То в одном, то в другом конце площади возникали песни. Вот плавно зазвучала украинская песня про Днепр и гайдамаков. Ее сменила задористая и боевая «Братишка наш, Буденный».

Перебивая друг друга, играли гармонисты. У них у каждого свой коронный номер: у одного гопак, у другого польки и краковяки, у третьего вальс «На сопках Маньчжурии», а четвертый такое заведет на своей неказистой трехрядке, век бы слушал. Но вот подъехали на линейках татары — чабаны из-под Ишуни. У них своя музыка — «чал»: две зурны, флейта и бубен с серебряными колокольчиками…

Как жаль, что мне надо было бежать на вокзал — обеденный перерыв на исходе, а я еще не успел заглянуть во двор военкомата. А ведь там самое интересное. Хоть на минуту, а надо заглянуть…
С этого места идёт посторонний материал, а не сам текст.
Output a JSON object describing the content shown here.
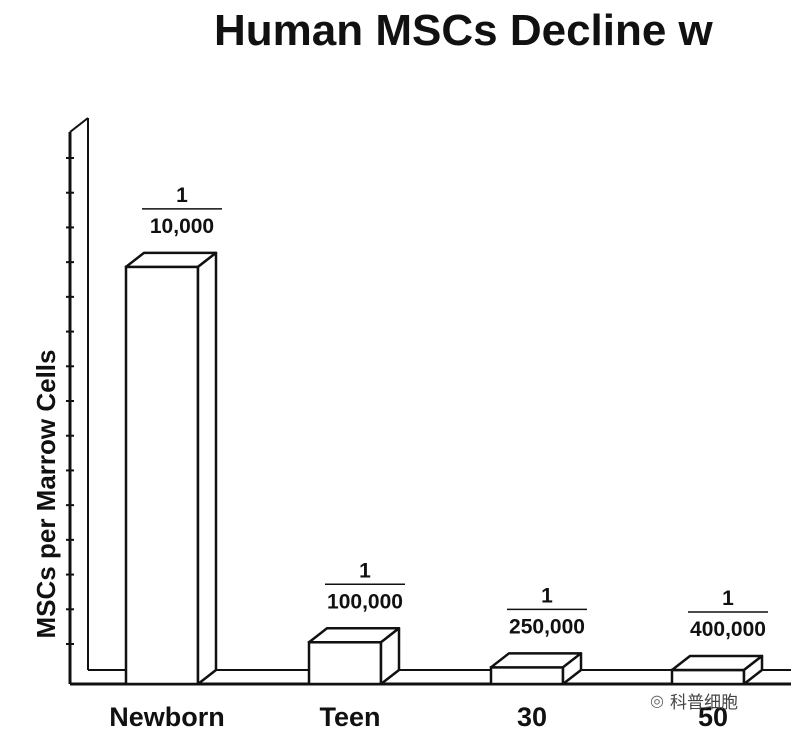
{
  "chart_data": {
    "type": "bar",
    "title": "Human MSCs Decline w",
    "ylabel": "MSCs per Marrow Cells",
    "xlabel": "",
    "categories": [
      "Newborn",
      "Teen",
      "30",
      "50"
    ],
    "values": [
      0.0001,
      1e-05,
      4e-06,
      2.5e-06
    ],
    "value_labels": [
      {
        "numerator": "1",
        "denominator": "10,000"
      },
      {
        "numerator": "1",
        "denominator": "100,000"
      },
      {
        "numerator": "1",
        "denominator": "250,000"
      },
      {
        "numerator": "1",
        "denominator": "400,000"
      }
    ],
    "ylim": [
      0,
      0.00014
    ],
    "grid": false,
    "legend": "none",
    "bar_style": "3d-outline",
    "colors": {
      "stroke": "#111111",
      "fill": "#ffffff",
      "side": "#ffffff"
    }
  },
  "watermark": {
    "icon": "wechat-icon",
    "text": "科普细胞"
  }
}
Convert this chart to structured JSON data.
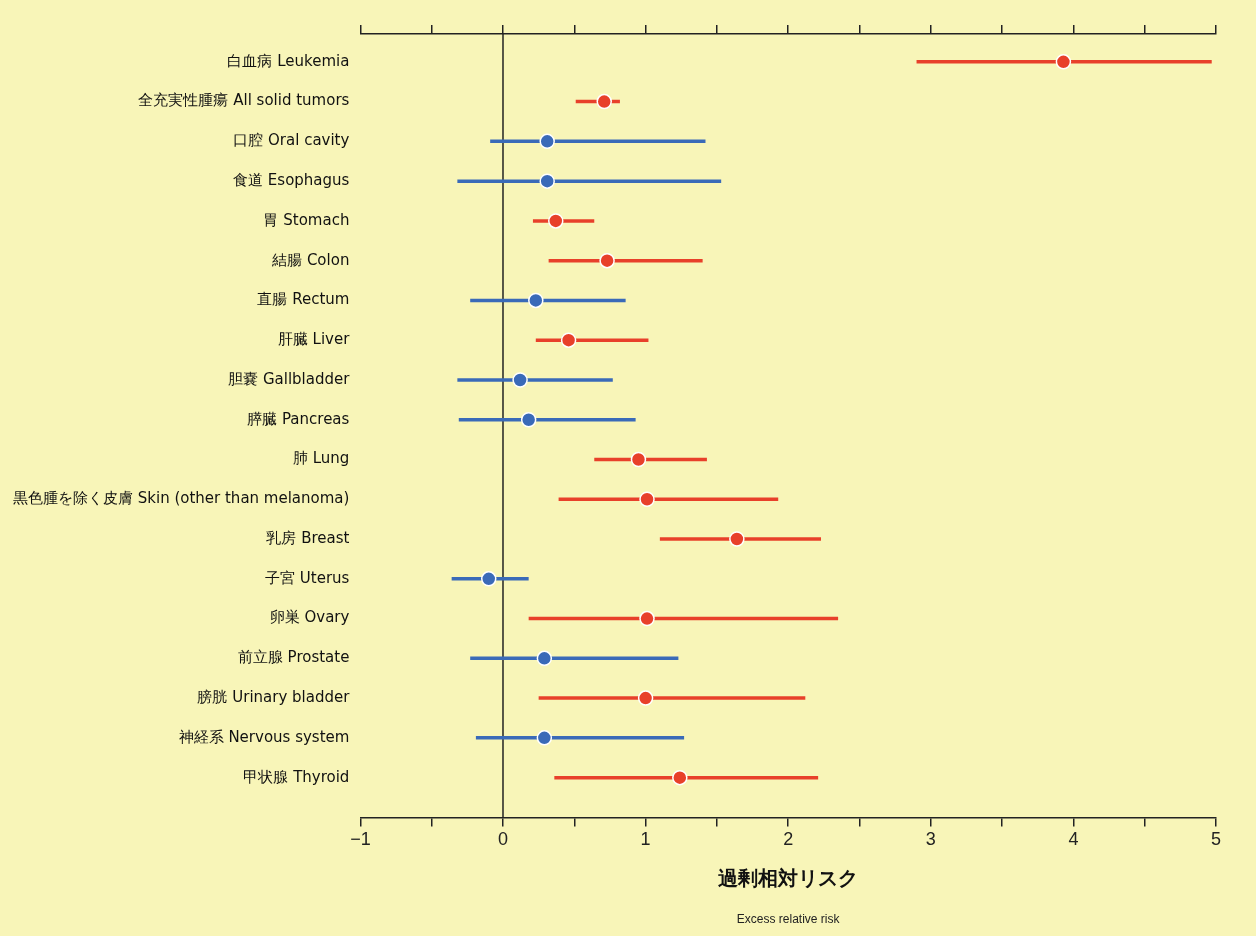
{
  "chart_data": {
    "type": "scatter",
    "orientation": "horizontal",
    "categories": [
      "白血病 Leukemia",
      "全充実性腫瘍 All solid tumors",
      "口腔 Oral cavity",
      "食道 Esophagus",
      "胃 Stomach",
      "結腸 Colon",
      "直腸 Rectum",
      "肝臓 Liver",
      "胆嚢 Gallbladder",
      "膵臓 Pancreas",
      "肺 Lung",
      "黒色腫を除く皮膚 Skin (other than melanoma)",
      "乳房 Breast",
      "子宮 Uterus",
      "卵巣 Ovary",
      "前立腺 Prostate",
      "膀胱 Urinary bladder",
      "神経系 Nervous system",
      "甲状腺 Thyroid"
    ],
    "values": [
      3.93,
      0.71,
      0.31,
      0.31,
      0.37,
      0.73,
      0.23,
      0.46,
      0.12,
      0.18,
      0.95,
      1.01,
      1.64,
      -0.1,
      1.01,
      0.29,
      1.0,
      0.29,
      1.24
    ],
    "errors": [
      [
        2.9,
        4.97
      ],
      [
        0.51,
        0.82
      ],
      [
        -0.09,
        1.42
      ],
      [
        -0.32,
        1.53
      ],
      [
        0.21,
        0.64
      ],
      [
        0.32,
        1.4
      ],
      [
        -0.23,
        0.86
      ],
      [
        0.23,
        1.02
      ],
      [
        -0.32,
        0.77
      ],
      [
        -0.31,
        0.93
      ],
      [
        0.64,
        1.43
      ],
      [
        0.39,
        1.93
      ],
      [
        1.1,
        2.23
      ],
      [
        -0.36,
        0.18
      ],
      [
        0.18,
        2.35
      ],
      [
        -0.23,
        1.23
      ],
      [
        0.25,
        2.12
      ],
      [
        -0.19,
        1.27
      ],
      [
        0.36,
        2.21
      ]
    ],
    "colors": [
      "#e8402a",
      "#e8402a",
      "#3a6ab8",
      "#3a6ab8",
      "#e8402a",
      "#e8402a",
      "#3a6ab8",
      "#e8402a",
      "#3a6ab8",
      "#3a6ab8",
      "#e8402a",
      "#e8402a",
      "#e8402a",
      "#3a6ab8",
      "#e8402a",
      "#3a6ab8",
      "#e8402a",
      "#3a6ab8",
      "#e8402a"
    ],
    "marker": "circle",
    "xlim": [
      -1,
      5
    ],
    "xticks": [
      {
        "value": -1,
        "label": "−1"
      },
      {
        "value": -0.5,
        "label": null
      },
      0,
      {
        "value": 0.5,
        "label": null
      },
      1,
      {
        "value": 1.5,
        "label": null
      },
      2,
      {
        "value": 2.5,
        "label": null
      },
      3,
      {
        "value": 3.5,
        "label": null
      },
      4,
      {
        "value": 4.5,
        "label": null
      },
      5
    ],
    "xlabel": "過剰相対リスク",
    "annotations": [
      "Excess relative risk"
    ],
    "ref_lines": [
      {
        "axis": "x",
        "value": 0,
        "color": "#222222"
      }
    ],
    "grid": false,
    "legend": false
  }
}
У ворот военкомата, украшенных кумачовыми лозунгами и зелеными ветками, я увидел Яшу и Тимку. Праздничное мое настроение сразу испортилось. «Что они тут делают?» Я подозревал тогда Тимку во всех смертных грехах. Впрочем, на Тимку мне наплевать, а вот Яша… Я решил спрятаться за возами и не спускать с него глаз. В случае чего… головы своей не пожалею, но не допущу, чтобы Яша «блатняком» стал. Чем-то очень дорог был мне уже тогда этот паренек из парикмахерской.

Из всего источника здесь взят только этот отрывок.